Une défense sur laquelle s’aligne aussi l’avocat de l’ancien ministre des Affaires étrangères de Blaise Compaoré, Me Alexandre Varaut, qui parle de « manipulation » et de « bidouillage ». « Cela fait 45 jours qu’on nous dit que cette bande existe et qu’on la réclame, et au lieu d’apparaître dans le dossier, elle apparaît sur Internet. Ce n’est pas un hasard », explique-t-il. Avant d’ajouter: « Cette conversation n’a jamais eu lieu. Oui, Bassolé s’est entretenu avec Soro après le coup d’État, comme il s’est entretenu avec de nombreuses personnalités de la région qui l’appelaient pour prendre des nouvelles. Il n’a jamais été question de financer le putsch ou d’établir la tactique. Bassolé n’a jamais tenu de tels propos, et s’il avait entendu Soro dire ces choses-là, il aurait raccroché. » Selon l’avocat, d’ailleurs, « l’épouse de Bassolé ne reconnaît pas sa voix »…. Plusieurs proches du Burkinabé ont cependant admis, après avoir écouté la bande, qu’il s’agissait très probablement de lui.

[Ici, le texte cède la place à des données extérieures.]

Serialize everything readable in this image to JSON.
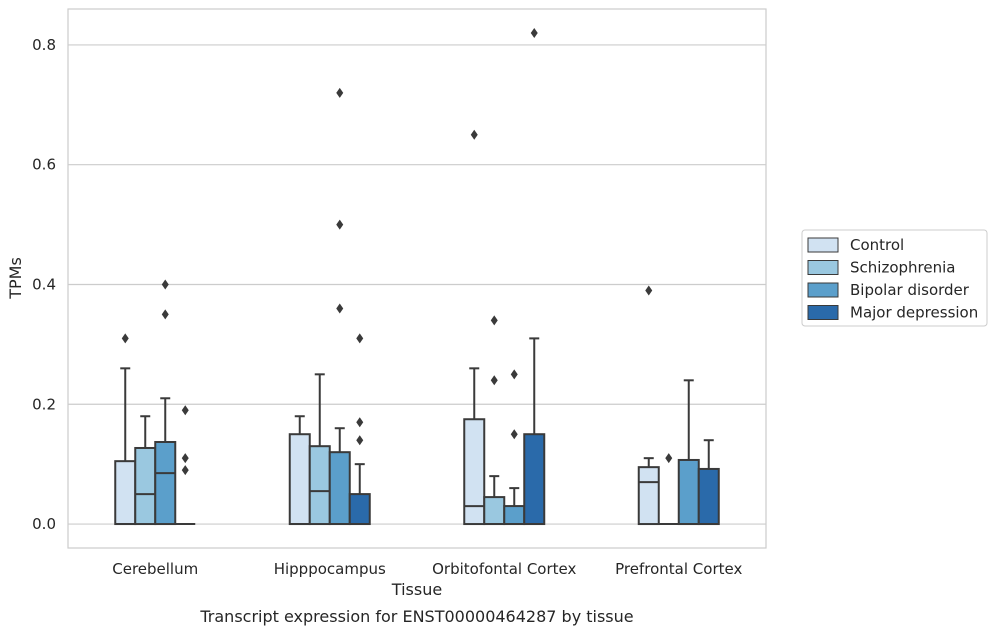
{
  "chart_data": {
    "type": "box",
    "title": "",
    "caption": "Transcript expression for ENST00000464287 by tissue",
    "xlabel": "Tissue",
    "ylabel": "TPMs",
    "ylim": [
      -0.04,
      0.86
    ],
    "yticks": [
      0.0,
      0.2,
      0.4,
      0.6,
      0.8
    ],
    "ytick_labels": [
      "0.0",
      "0.2",
      "0.4",
      "0.6",
      "0.8"
    ],
    "grid": "horizontal",
    "legend_position": "right",
    "categories": [
      "Cerebellum",
      "Hipppocampus",
      "Orbitofontal Cortex",
      "Prefrontal Cortex"
    ],
    "series": [
      {
        "name": "Control",
        "color": "#d1e2f2",
        "boxes": [
          {
            "q1": 0.0,
            "median": 0.0,
            "q3": 0.105,
            "whisker_low": 0.0,
            "whisker_high": 0.26,
            "outliers": [
              0.31
            ]
          },
          {
            "q1": 0.0,
            "median": 0.0,
            "q3": 0.15,
            "whisker_low": 0.0,
            "whisker_high": 0.18,
            "outliers": []
          },
          {
            "q1": 0.0,
            "median": 0.03,
            "q3": 0.175,
            "whisker_low": 0.0,
            "whisker_high": 0.26,
            "outliers": [
              0.65
            ]
          },
          {
            "q1": 0.0,
            "median": 0.07,
            "q3": 0.095,
            "whisker_low": 0.0,
            "whisker_high": 0.11,
            "outliers": [
              0.39
            ]
          }
        ]
      },
      {
        "name": "Schizophrenia",
        "color": "#9ac8e0",
        "boxes": [
          {
            "q1": 0.0,
            "median": 0.05,
            "q3": 0.127,
            "whisker_low": 0.0,
            "whisker_high": 0.18,
            "outliers": []
          },
          {
            "q1": 0.0,
            "median": 0.055,
            "q3": 0.13,
            "whisker_low": 0.0,
            "whisker_high": 0.25,
            "outliers": []
          },
          {
            "q1": 0.0,
            "median": 0.0,
            "q3": 0.045,
            "whisker_low": 0.0,
            "whisker_high": 0.08,
            "outliers": [
              0.24,
              0.34
            ]
          },
          {
            "q1": 0.0,
            "median": 0.0,
            "q3": 0.0,
            "whisker_low": 0.0,
            "whisker_high": 0.0,
            "outliers": [
              0.11
            ]
          }
        ]
      },
      {
        "name": "Bipolar disorder",
        "color": "#5b9fcb",
        "boxes": [
          {
            "q1": 0.0,
            "median": 0.085,
            "q3": 0.137,
            "whisker_low": 0.0,
            "whisker_high": 0.21,
            "outliers": [
              0.35,
              0.4
            ]
          },
          {
            "q1": 0.0,
            "median": 0.0,
            "q3": 0.12,
            "whisker_low": 0.0,
            "whisker_high": 0.16,
            "outliers": [
              0.36,
              0.5,
              0.72
            ]
          },
          {
            "q1": 0.0,
            "median": 0.0,
            "q3": 0.03,
            "whisker_low": 0.0,
            "whisker_high": 0.06,
            "outliers": [
              0.15,
              0.25
            ]
          },
          {
            "q1": 0.0,
            "median": 0.0,
            "q3": 0.107,
            "whisker_low": 0.0,
            "whisker_high": 0.24,
            "outliers": []
          }
        ]
      },
      {
        "name": "Major depression",
        "color": "#2a6aaa",
        "boxes": [
          {
            "q1": 0.0,
            "median": 0.0,
            "q3": 0.0,
            "whisker_low": 0.0,
            "whisker_high": 0.0,
            "outliers": [
              0.09,
              0.11,
              0.19
            ]
          },
          {
            "q1": 0.0,
            "median": 0.0,
            "q3": 0.05,
            "whisker_low": 0.0,
            "whisker_high": 0.1,
            "outliers": [
              0.14,
              0.17,
              0.31
            ]
          },
          {
            "q1": 0.0,
            "median": 0.0,
            "q3": 0.15,
            "whisker_low": 0.0,
            "whisker_high": 0.31,
            "outliers": [
              0.82
            ]
          },
          {
            "q1": 0.0,
            "median": 0.0,
            "q3": 0.092,
            "whisker_low": 0.0,
            "whisker_high": 0.14,
            "outliers": []
          }
        ]
      }
    ]
  }
}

La thèse d’une véritable interception téléphonique

Pourtant, l’existence de cet enregistrement était connue de nombreux diplomates et journalistes en Côte d’Ivoire et au Burkina Faso. Selon une source proche du Premier ministre Isaac Zida, la bande de 16’32’’ dévoilée hier est identique à celle évoquée il y a quelques semaines et sur laquelle s’est notamment basée la justice burkinabé pour inculper Djibrill Bassolé « d’attentat à la sûreté de l’État », de « haute trahison » et de « collusion avec des forces étrangères ». Cette même source explique d’ailleurs qu’il ne s’agit là que du « principal enregistrement », et qu’il en existe d’autres, dont un entre Djibrill Bassolé et Thérèse Diawara, la belle-fille de Gilbert Diendéré et nièce de l’homme d’affaires Lassiné Diawara, arrêtée elle aussi et inculpée de complicité avec les putschistes. D’autres proches de Zida, très sûrs d’eux, parlent notamment d’« éléments sonores éloquents supplémentaires » qui n’ont pas encore été révélés.

D’où vient l’« enregistrement » ?

Dans le camp Soro, la piste burkinabè est très prise au sérieux. La voix de Bassolé étant très nette sur l’enregistrement, contrairement à celle de Soro dans certains passages, « l’enregistrement originel a sûrement été réalisé à Ouagadougou », se dit-on. Par qui ? Première possibilité : les renseignements burkinabè. Si l’enregistrement a bel et bien eu lieu le 27 septembre – point sur lequel l’ensemble des acteurs semblent s’accorder – et s’il est réel, qui, dans le contexte de l’époque, dirigeait alors le système d’écoute du pays ? Selon plusieurs sources burkinabè, les centres d’écoute du pays étaient encore sous le contrôle du général Diendéré et de ses hommes à ce moment-là. Seconde possibilité : les renseignements d’un État tiers, doté de moyens et d’une technologie assez sophistiquée. Plus probable pour de nombreux commentateurs politiques… mais quasiment impossible à prouver.